Jeudi 1° décembre 1977

 

Excellence,

Vous venez de Pologne, et cela suffit pour nous rendre agréable votre visite. Le nom de votre patrie évoque en nous une plénitude de sentiments et d’émotions que peu d’autres noms pourraient susciter.

La Pologne nous est, en effet, très chère, et pas seulement à cause des souvenirs personnels nous liant à elle, qui remontent à une période lointaine de notre vie, mais qui ne sont pas pour autant moins profonds et moins vifs. Nous avons en particulier gardé dans notre souvenir l’image de la grande et belle Varsovie des jeunes années de notre vie sacerdotale. Par la suite, la folie destructrice de la guerre s’est abattue sur elle, faisant d’innombrables morts et n’y laissant plus pierre sur pierre pour ainsi dire.
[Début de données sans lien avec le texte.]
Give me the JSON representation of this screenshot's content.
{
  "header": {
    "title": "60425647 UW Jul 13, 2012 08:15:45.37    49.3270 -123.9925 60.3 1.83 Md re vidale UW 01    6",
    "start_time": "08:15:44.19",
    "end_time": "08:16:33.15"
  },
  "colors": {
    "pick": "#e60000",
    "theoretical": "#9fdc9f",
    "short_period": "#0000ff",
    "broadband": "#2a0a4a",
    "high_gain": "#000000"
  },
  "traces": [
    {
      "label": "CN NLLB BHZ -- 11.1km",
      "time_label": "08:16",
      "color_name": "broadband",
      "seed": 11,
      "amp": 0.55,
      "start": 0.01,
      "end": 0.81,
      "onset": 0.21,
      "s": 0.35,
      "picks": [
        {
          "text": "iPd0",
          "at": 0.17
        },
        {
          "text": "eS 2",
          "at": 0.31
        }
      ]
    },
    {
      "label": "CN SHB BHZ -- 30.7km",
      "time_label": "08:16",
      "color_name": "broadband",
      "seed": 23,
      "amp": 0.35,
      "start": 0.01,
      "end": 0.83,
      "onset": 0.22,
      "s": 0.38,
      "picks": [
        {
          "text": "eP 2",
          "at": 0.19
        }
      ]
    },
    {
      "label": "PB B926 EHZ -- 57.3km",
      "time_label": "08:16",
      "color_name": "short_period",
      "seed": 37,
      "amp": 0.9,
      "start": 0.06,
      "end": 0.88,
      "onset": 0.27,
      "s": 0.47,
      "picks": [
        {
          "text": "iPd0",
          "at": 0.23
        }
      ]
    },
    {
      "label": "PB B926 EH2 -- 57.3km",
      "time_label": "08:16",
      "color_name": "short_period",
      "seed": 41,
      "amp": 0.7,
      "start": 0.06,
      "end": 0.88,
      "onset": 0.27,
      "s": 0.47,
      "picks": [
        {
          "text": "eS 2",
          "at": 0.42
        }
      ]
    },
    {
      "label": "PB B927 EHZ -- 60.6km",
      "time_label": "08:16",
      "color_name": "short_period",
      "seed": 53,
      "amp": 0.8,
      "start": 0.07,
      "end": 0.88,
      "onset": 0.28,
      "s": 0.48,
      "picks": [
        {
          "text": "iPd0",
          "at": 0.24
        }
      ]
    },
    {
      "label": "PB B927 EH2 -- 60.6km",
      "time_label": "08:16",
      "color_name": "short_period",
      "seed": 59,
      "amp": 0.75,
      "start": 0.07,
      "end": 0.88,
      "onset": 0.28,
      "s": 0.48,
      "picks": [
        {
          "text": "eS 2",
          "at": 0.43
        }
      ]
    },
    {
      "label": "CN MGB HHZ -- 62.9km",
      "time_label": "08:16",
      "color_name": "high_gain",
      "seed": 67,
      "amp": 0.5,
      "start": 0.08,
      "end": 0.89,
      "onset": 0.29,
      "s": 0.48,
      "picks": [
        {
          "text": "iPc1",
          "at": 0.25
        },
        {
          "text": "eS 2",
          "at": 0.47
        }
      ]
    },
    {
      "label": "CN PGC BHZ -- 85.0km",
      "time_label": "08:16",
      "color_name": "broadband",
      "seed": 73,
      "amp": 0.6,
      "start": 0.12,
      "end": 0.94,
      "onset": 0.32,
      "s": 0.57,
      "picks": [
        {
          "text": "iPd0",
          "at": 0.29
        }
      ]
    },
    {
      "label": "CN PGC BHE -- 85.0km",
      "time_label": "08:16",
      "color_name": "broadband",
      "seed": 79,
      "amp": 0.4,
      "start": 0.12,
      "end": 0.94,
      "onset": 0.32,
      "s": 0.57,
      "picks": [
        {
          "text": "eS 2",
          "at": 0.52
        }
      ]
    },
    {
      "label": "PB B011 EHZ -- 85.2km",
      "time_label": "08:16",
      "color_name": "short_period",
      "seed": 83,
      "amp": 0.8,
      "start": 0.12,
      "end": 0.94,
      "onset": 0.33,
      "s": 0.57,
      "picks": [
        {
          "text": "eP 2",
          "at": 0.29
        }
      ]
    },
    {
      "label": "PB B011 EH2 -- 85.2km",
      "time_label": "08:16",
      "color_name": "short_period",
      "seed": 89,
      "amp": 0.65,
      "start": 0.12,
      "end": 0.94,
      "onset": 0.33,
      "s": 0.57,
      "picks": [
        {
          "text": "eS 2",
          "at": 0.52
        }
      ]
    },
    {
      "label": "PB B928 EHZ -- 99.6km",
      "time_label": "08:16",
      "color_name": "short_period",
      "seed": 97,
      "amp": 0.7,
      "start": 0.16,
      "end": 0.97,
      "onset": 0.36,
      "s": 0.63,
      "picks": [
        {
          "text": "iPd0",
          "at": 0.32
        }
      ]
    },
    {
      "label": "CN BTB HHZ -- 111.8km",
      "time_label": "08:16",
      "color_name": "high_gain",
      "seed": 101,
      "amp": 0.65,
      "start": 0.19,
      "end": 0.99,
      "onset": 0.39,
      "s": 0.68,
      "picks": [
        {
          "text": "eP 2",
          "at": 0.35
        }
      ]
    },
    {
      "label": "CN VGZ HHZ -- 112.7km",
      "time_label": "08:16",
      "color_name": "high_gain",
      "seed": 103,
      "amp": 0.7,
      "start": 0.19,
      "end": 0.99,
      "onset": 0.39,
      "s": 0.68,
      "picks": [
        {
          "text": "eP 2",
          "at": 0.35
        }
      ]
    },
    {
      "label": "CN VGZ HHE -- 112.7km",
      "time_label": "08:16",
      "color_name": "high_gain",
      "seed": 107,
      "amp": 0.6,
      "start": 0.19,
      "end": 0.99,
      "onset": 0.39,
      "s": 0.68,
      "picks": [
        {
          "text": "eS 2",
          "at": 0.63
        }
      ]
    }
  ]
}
Mais ensuite, la volonté de reconstruction du peuple polonais - si durement frappé, mais que ce malheur, pas plus que les autres qu’elle a connus durant sa longue existence nationale, n’a fait plier - a mis son point d’honneur à l’aire ressusciter de ses cendres la ville qui est le symbole de son unité et de sa volonté de vivre. Aujourd’hui il est devenu presque impossible d’y voir ses anciennes blessures. Ceci, non pas pour effacer le souvenir, et surtout les enseignements d’une terrible guerre, mais pour affirmer la continuité d’une histoire enracinée dans les siècles et tournée vers l’avenir. Cette continuité, même les épreuves les plus dures n’ont pas réussi à la briser, et la Pologne veut la maintenir dans la fidélité à son identité nationale.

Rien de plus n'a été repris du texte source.